Time is the most valuable and least replaceable resource. Just like money, time must be explicitly managed. If you get 10% more done and 1% better every day compared to someone else, the compounded difference is massive. Days are long but decades are short.

  • Remember that you are dying. We have limited time and we must choose how to spend it. Unfortunately, we rarely take the time to consciously do this.
  • One of the most costly mistakes you can make is not valuing your time. One of the most selfish mistakes you can make is not valuing other people's time.
  • Learn to prioritize, and value your time. "I don't have time" is another way of saying "it's not a priority". Busyness is a lack of priorities.
    • Doing one thing requires giving up another. Whenever you explicitly choose to do one thing, you implicitly choose not to do another thing. Embrace the many things you'll never do.
    • Your work will be endless, but your time is finite. You cannot limit the work so you must limit your time. Hours are the only thing you can manage.
    • Learn to say no. Be ruthlessly deliberate with your time and attention. We guard our money carefully yet we often treat our time as if it's a limitless resource.
  • Lists help you to summarize your next steps and to not lose focus. If you place them in a very visible place it makes easier to accomplish Goals.
    • Decompose lists items into smaller steps.
  • Doing the same thing over and over again without getting tired is what computers are good at, humans have other skills.
  • Time is not fungible. The value of saving some time on a certain thing would depend on the time of the day, day of the week, how much stamina you have, and how bored you are, among other things.
  • If a task takes less than two minutes, do it. It'll make you more productive and also unclutter your mind task's backlog.
  • Do the tasks in the right order! One strategy might be starting with the one that could make the others irrelevant or easier.
  • Time-boxing is Planning how you spend your days in advance and it's so effective because it allows you to iterate. If you didn't complete everything you outlined, you know exactly why – because you've documented how you planned to spend your time.
  • You'll never have any more time. You have, and have always had, all the time there is. How you spend your time is a choice.
  • Success can be measured in the percentage of time you have under your control. To achieve success:
    • Compound yourself. Compounding is magic. Keep long-term thinking with a broad view of how different systems in the world are going to come together.
    • Learn to think independently.
    • Make it easy to take risks. Most people overestimate risk and underestimate reward. It's often easier to take risks early in your career; you don't have much to lose, and you potentially have a lot to gain.

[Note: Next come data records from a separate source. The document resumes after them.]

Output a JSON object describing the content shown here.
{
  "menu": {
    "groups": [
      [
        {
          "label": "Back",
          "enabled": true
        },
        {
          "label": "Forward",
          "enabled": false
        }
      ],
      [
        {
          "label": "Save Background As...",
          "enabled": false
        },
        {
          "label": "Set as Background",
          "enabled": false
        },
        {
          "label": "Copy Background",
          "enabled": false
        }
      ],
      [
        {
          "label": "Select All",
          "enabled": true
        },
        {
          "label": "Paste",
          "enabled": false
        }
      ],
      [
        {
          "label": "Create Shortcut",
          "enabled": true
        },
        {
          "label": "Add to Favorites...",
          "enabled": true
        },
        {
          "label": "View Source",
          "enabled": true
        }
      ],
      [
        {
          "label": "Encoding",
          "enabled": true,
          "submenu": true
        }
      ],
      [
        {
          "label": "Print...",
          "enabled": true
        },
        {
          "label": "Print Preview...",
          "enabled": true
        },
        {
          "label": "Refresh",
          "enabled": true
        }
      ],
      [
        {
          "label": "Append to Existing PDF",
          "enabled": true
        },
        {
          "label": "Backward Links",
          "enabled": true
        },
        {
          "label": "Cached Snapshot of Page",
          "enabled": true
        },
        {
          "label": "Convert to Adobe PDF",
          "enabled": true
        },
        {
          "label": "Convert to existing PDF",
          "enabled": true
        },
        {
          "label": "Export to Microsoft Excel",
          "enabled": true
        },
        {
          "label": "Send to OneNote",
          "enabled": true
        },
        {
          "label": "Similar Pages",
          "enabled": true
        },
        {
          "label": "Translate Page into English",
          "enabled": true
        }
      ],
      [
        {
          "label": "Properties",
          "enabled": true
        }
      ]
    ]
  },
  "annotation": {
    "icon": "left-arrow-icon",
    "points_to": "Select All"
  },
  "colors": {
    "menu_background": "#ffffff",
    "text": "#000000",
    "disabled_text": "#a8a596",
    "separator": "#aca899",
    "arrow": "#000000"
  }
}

    • Build a network. Help people as much as you can.
  • Work expands to fill the time available. If you have six months to complete a task, it will take six months to complete. That's Parkinson's law.
  • When you get an invitation to do something in the future, ask yourself: would you accept this if it was scheduled for tomorrow? Not too many promises will pass that immediacy filter.
  • Life is lived in 16 hours mini-episodes that we can affect.
  • Protect attention. Attention is a ridiculously valuable resource and should be treated as such. Reduce cognitive load, reduce distractions, reduce mental clutter, etc.
    • Some activities will make you experience time quicker but won't provide any new and significant memories. Rapid stimulating streams of experience (news, twitter feed, mindless browsing, …) will provide a fullness that will make time fly away. Retrospectively, they won't provide any fulfillment and make it seem like nothing happened.
    • Routines speed up your life. Time will blow by quicker if you are covered in meaningless routines. What is worse, your days will become blurred - each day - too similar to the next - for you brain to hold on to distinct memories. On the other hand, routines also help to reduce decision fatigue so that you have room for more important decisions. Make sure the routines you have are the ones you need.
  • Things you use for a significant fraction of your life are worth investing in.
  • The window of time we can expect things to remain the same is decreasing. Things change faster and faster. To save time we do "technology". Technology gives us extra time and deeply affect how we live.
  • Mortality is the main source of scarcity. If we had infinite time, we would be less concerned with whether something was faster. The reason speed has value is because time has value; the reason time has value is because human life has value, and lifespans are finite. If you made lifespans much longer, you'd reduce the effective cost of everything. The ultimate purpose of technology is to eliminate mortality.
  • Spend money on experiences.
  • Calm down, gain autonomy over your choices, and make better ones.